左の鼻にはまだハンカチが入っているのに、口をふさがれたビビはタコのように真っ赤になった。
「ふぃひむっ!!!わうひいっ!」
「わたしは・・その・・・・。ドルイドです。」
「まあ、ドルイド?でも最近ではその役割は神官が果たしているはず。私、ドルイドってもういなくなったものだと。」
「はぐれドルイドです。」
ガウディはやっとビビの口から手を離すと、ブリギッドに向き合った。
「どこにも属さない魔法使いです。ただ、月の女神に祈りを捧げ、私を必要としてくれる方のもとへ向かう旅をしているのです。」
「まあ。そうでしたの。」
ガウディのどんな人もすぐに納得してしまうスーパー説得力はここでもいかんなく発揮されている。

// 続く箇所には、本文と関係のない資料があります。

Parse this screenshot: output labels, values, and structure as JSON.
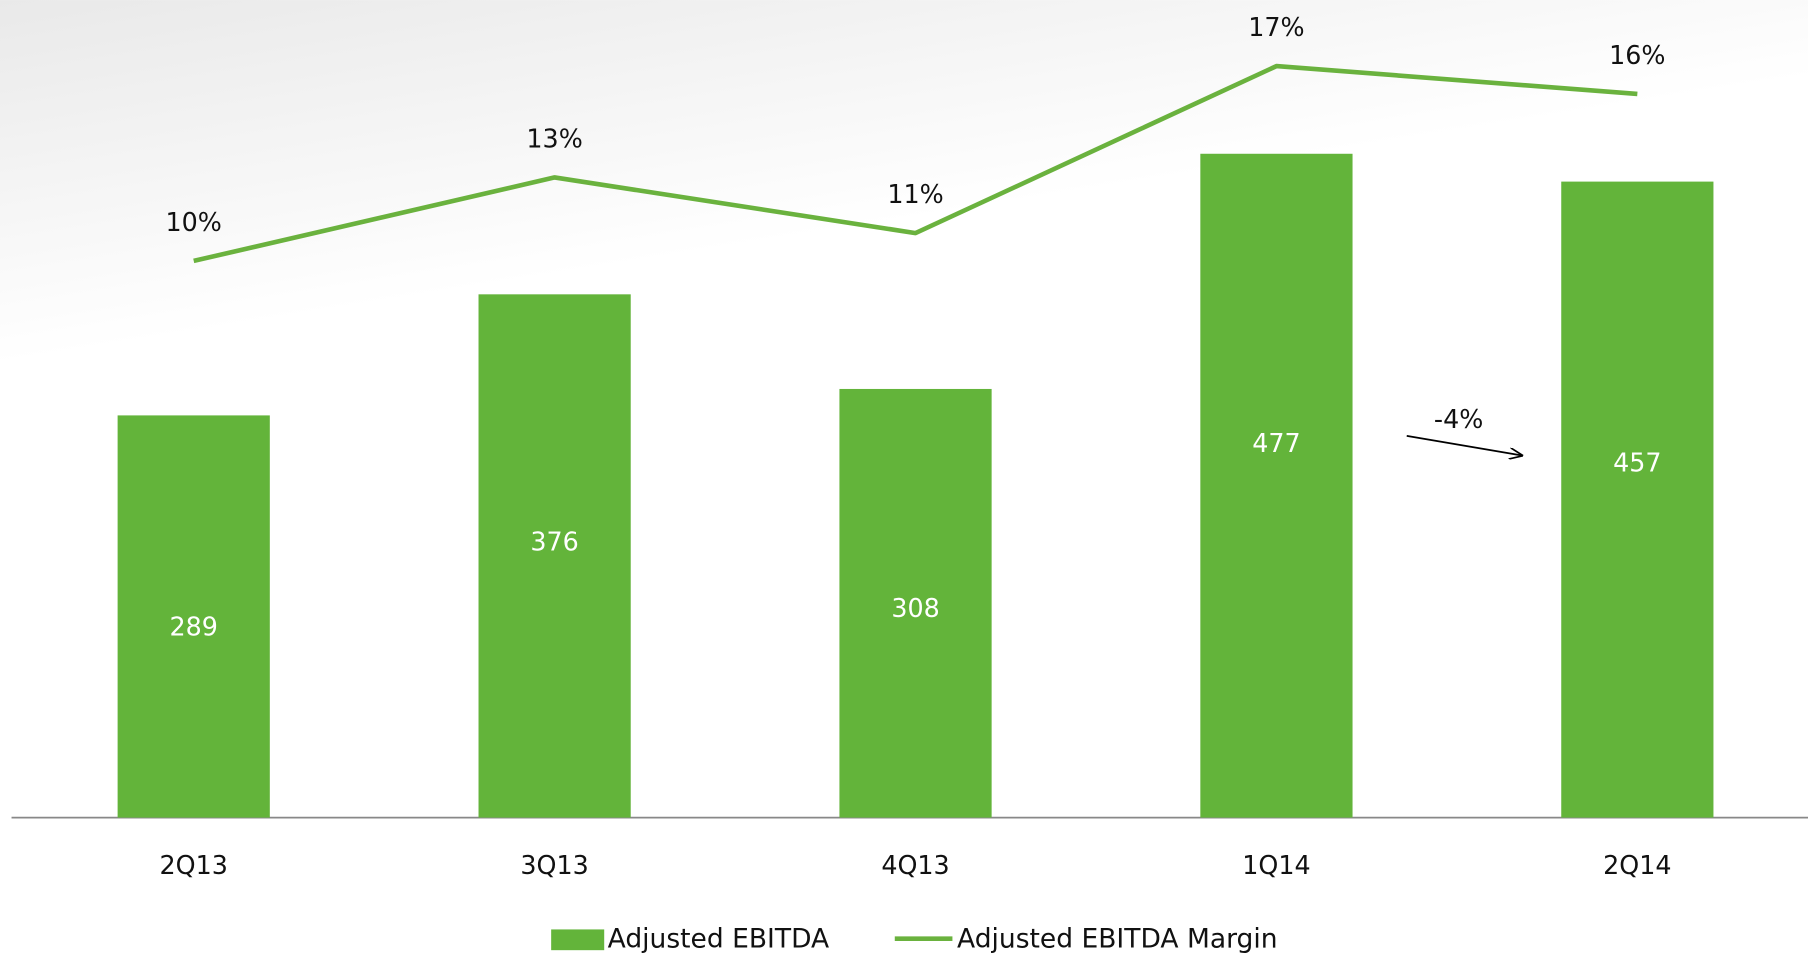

ブリギッドはガウディの言うことを信じたばかりか、尊敬のまなざしさえ浮かべ始めた。 ドルイド?魔法使い?何のことやらさっぱりわからない。
ビビはあいかわらず蚊帳の外だった。
「では、しばらくこちらに滞在していただけないかしら?黒のドルイド。」
「もちろん、よろこんで。」
なにやらよい雰囲気。
「お名前をまだうかがってませんでしたね。」
「ガウ・・・・、いえ、ガーディアと申します。」
「ガーディア、我々はあなたを歓迎します。」
姫はひざを折り、頭を垂れた。
ガウディは姫の手を取ると、ふたりはしばらく見つめ合った。
そこへ呼吸困難から立ち直ったビビが割り込む。
「ねえ見て見て!鼻血で世界地図ができてるよ!」
たしかに、ビビの鼻を塞いでいた木綿のハンカチは見事に地形を形成していた。
「ここがエウロパ大陸で、ほら極東もちゃんとついてる!」
しかし世紀の大発見も相手にされず、ビビはすねて隣の寝室に向かってふて寝した。